- AUD / USD appears poised for a third consecutive day of gains, driven by a weaker US Dollar.
- The pair is currently testing a downtrend linking the January highs, a break above which would be a bullish sign.
The AUD/USD appears poised for a third straight day of gains as the currency pair takes full advantage of a further decline in the US dollar; AUD / USD has convincingly regained the 0.7700 level on Tuesday and now appears to be testing a downtrend linking the downtrend highs touched in January. For the time being, gains have stalled at around 0.7730 and the pair is currently trading higher at about 30 pips or 0.4% on the day, but a break above this downtrend could open the door for an acceleration of appreciation. recent and perhaps a test of the 2021 highs just north of the 0.7800 level.
Correlated assets
Eyes will be firmly on price action in asset classes that are positively correlated to the Australian dollar, such as equity markets, copper and iron ore markets, as well as crude oil and gold. Stocks and crude oil have taken a breather after a recent solid earnings streak, but metals have seen strong gains, with iron ore boosted as the PBoC action eases China’s liquidity concerns, the Copper driven by the weaker US dollar and hopes for stimulus and precious metals driven as real US yields decline If these trends continue, as well as stocks and crude oil markets start to rise again, the Australian dollar would be a prime candidate for the G10 FX for more profit.

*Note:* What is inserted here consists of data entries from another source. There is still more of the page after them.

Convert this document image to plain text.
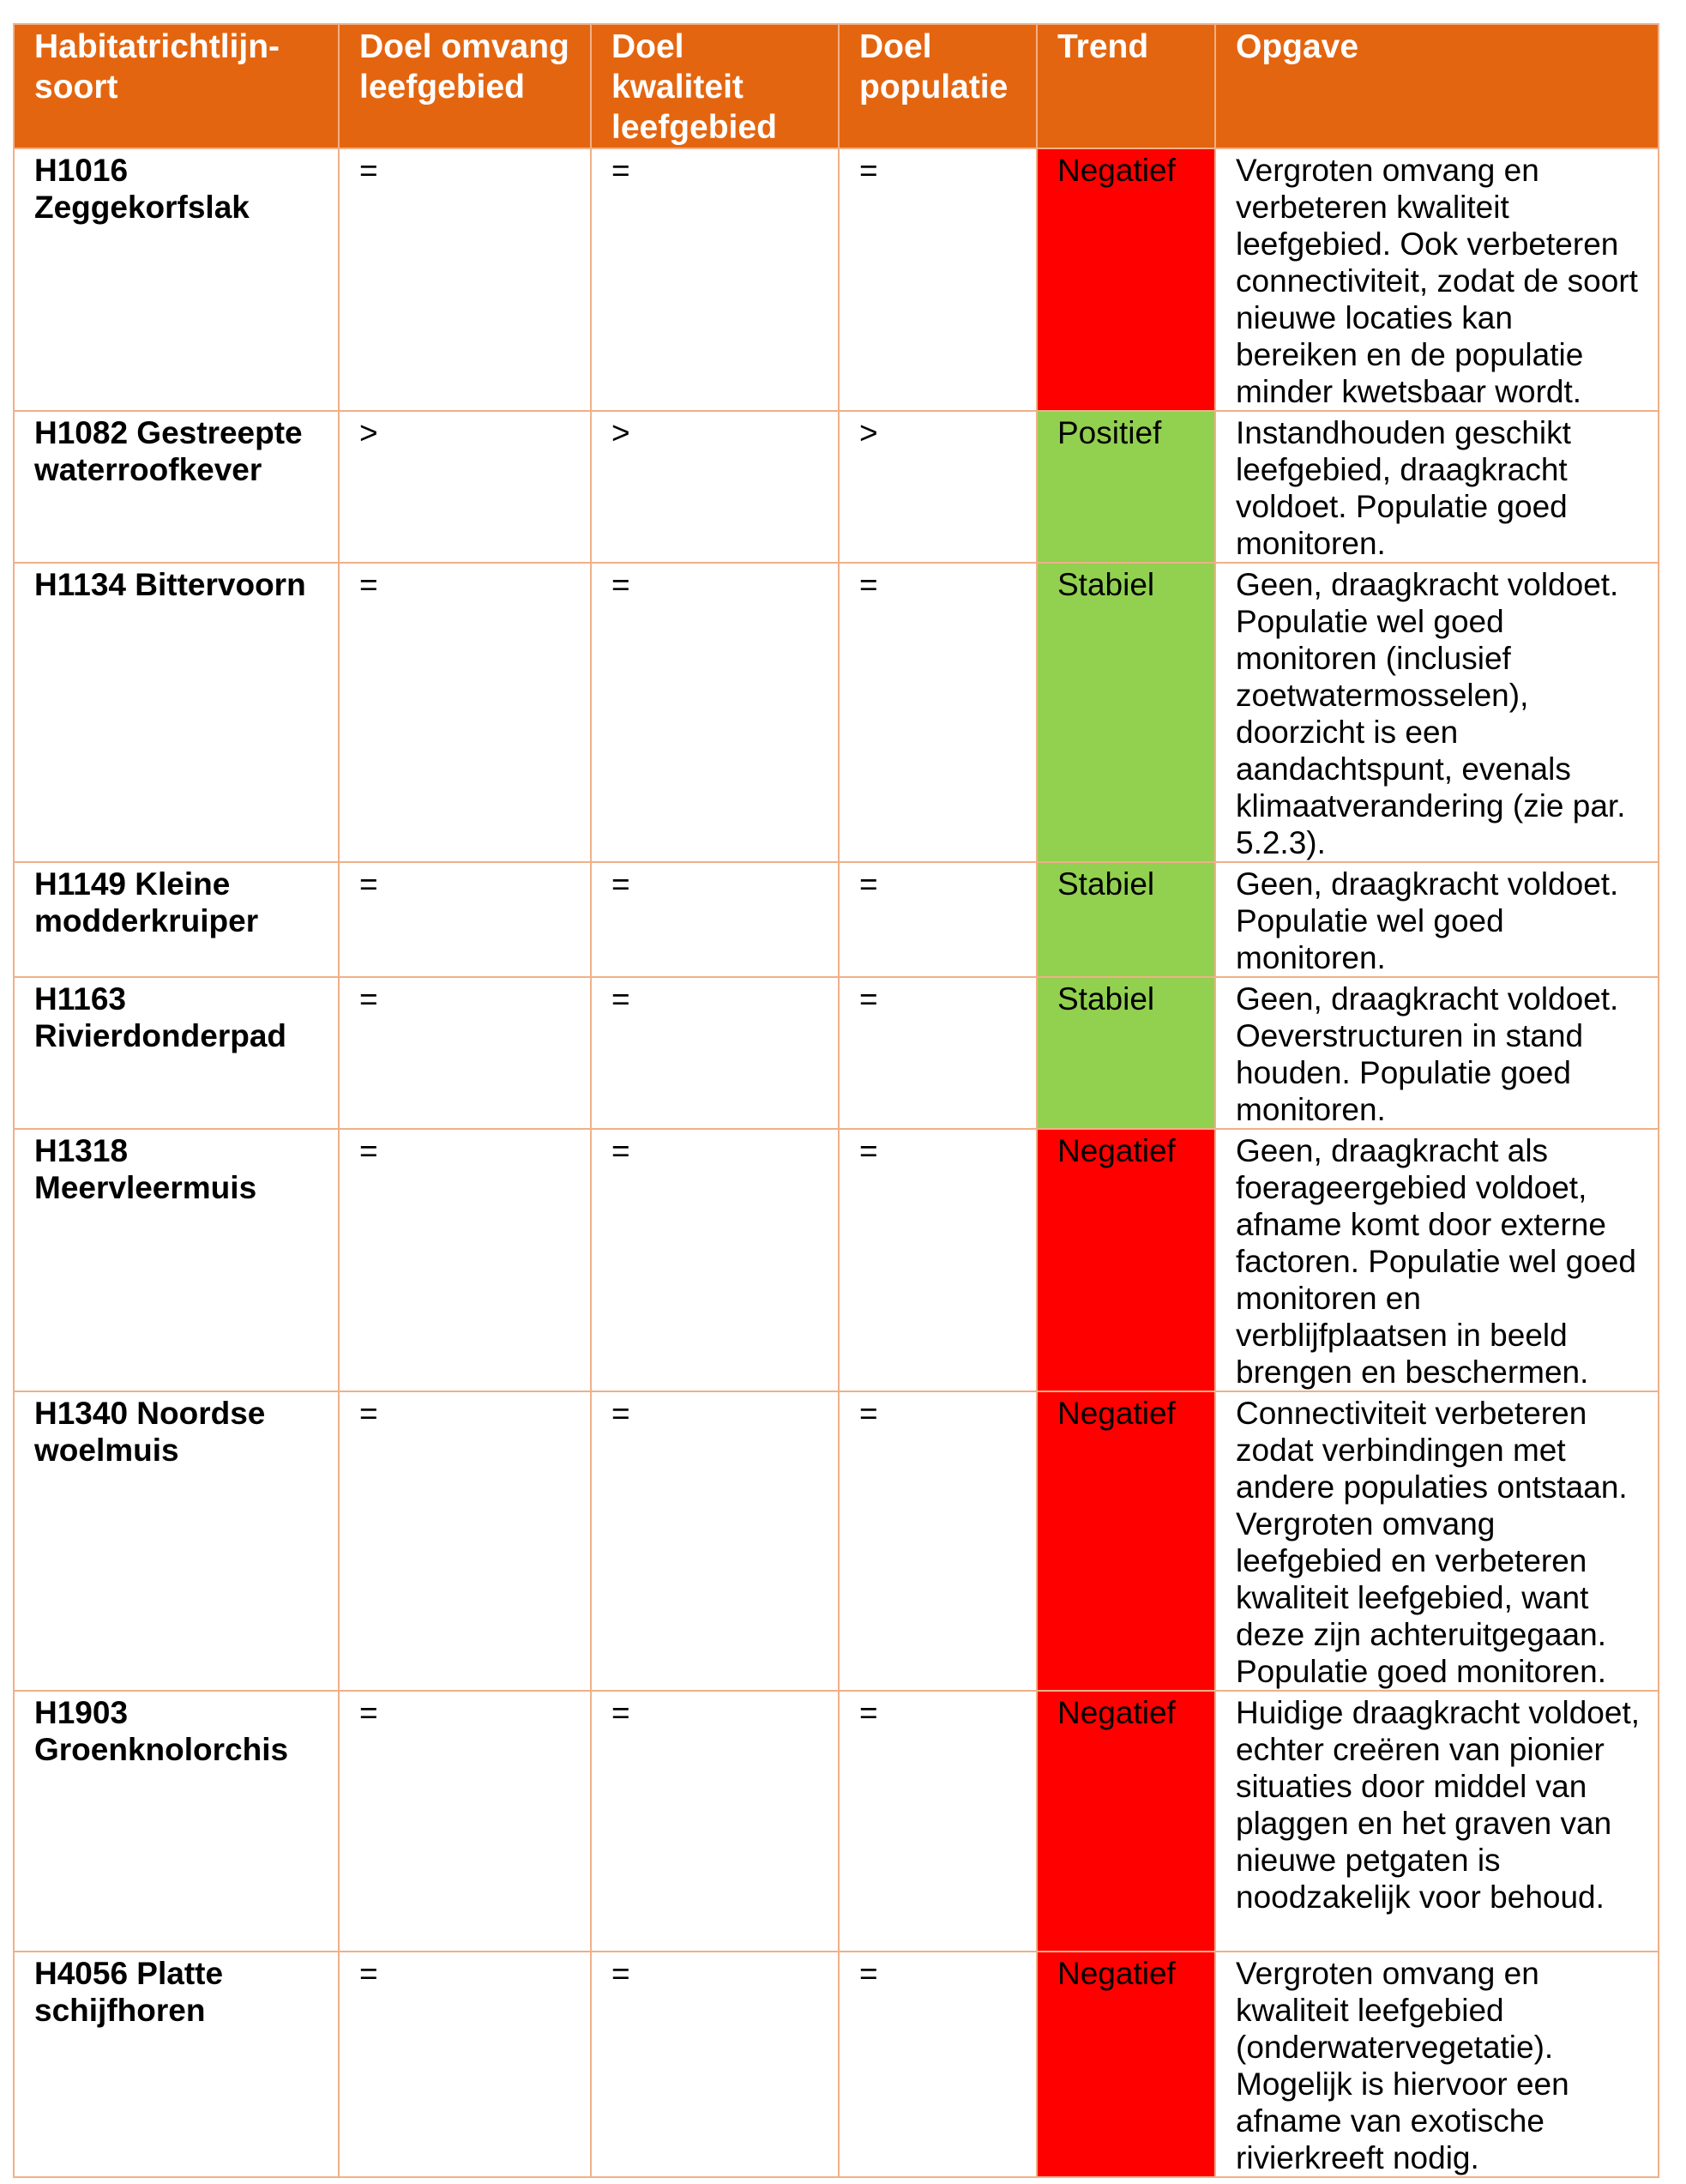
Habitatrichtlijn-soort	Doel omvang leefgebied	Doel kwaliteit leefgebied	Doel populatie	Trend	Opgave
H1016 Zeggekorfslak	=	=	=	Negatief	Vergroten omvang en verbeteren kwaliteit leefgebied. Ook verbeteren connectiviteit, zodat de soort nieuwe locaties kan bereiken en de populatie minder kwetsbaar wordt.
H1082 Gestreepte waterroofkever	>	>	>	Positief	Instandhouden geschikt leefgebied, draagkracht voldoet. Populatie goed monitoren.
H1134 Bittervoorn	=	=	=	Stabiel	Geen, draagkracht voldoet. Populatie wel goed monitoren (inclusief zoetwatermosselen), doorzicht is een aandachtspunt, evenals klimaatverandering (zie par. 5.2.3).
H1149 Kleine modderkruiper	=	=	=	Stabiel	Geen, draagkracht voldoet. Populatie wel goed monitoren.
H1163 Rivierdonderpad	=	=	=	Stabiel	Geen, draagkracht voldoet. Oeverstructuren in stand houden. Populatie goed monitoren.
H1318 Meervleermuis	=	=	=	Negatief	Geen, draagkracht als foerageergebied voldoet, afname komt door externe factoren. Populatie wel goed monitoren en verblijfplaatsen in beeld brengen en beschermen.
H1340 Noordse woelmuis	=	=	=	Negatief	Connectiviteit verbeteren zodat verbindingen met andere populaties ontstaan. Vergroten omvang leefgebied en verbeteren kwaliteit leefgebied, want deze zijn achteruitgegaan. Populatie goed monitoren.
H1903 Groenknolorchis	=	=	=	Negatief	Huidige draagkracht voldoet, echter creëren van pionier situaties door middel van plaggen en het graven van nieuwe petgaten is noodzakelijk voor behoud.
H4056 Platte schijfhoren	=	=	=	Negatief	Vergroten omvang en kwaliteit leefgebied (onderwatervegetatie). Mogelijk is hiervoor een afname van exotische rivierkreeft nodig.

Basics of the Australian National
NAB released its latest business survey, collected in January, during the Asia Pacific session on Tuesday; The bank’s business confidence index rose to 10 from 4 in December, but the business conditions index fell to 7 from 14 last month. NAB Group Chief Economist Alan Oster commented that “business started the year on a more optimistic tone, even as conditions relaxed from the strength we saw in December … Importantly, employment conditions remain unchanged. positive territory, so companies in general are still expanding their workforce. “
In a good sign for the Australian job market, the NAB survey’s measure of capacity utilization rose to 81.0% in January, which is around its pre-Covid-19 levels. Oster was optimistic about the prospect of higher gains in capacity utilization; “We expect capacity utilization to increase further in the coming months as demand recovers, which, in turn, should prompt companies to consider expanding capacity through contracting or investment,” he said.
The AUD seemed not to pay much attention to the survey, with its focus much more on global risk and the dynamics of the US dollar and movements in correlated asset classes.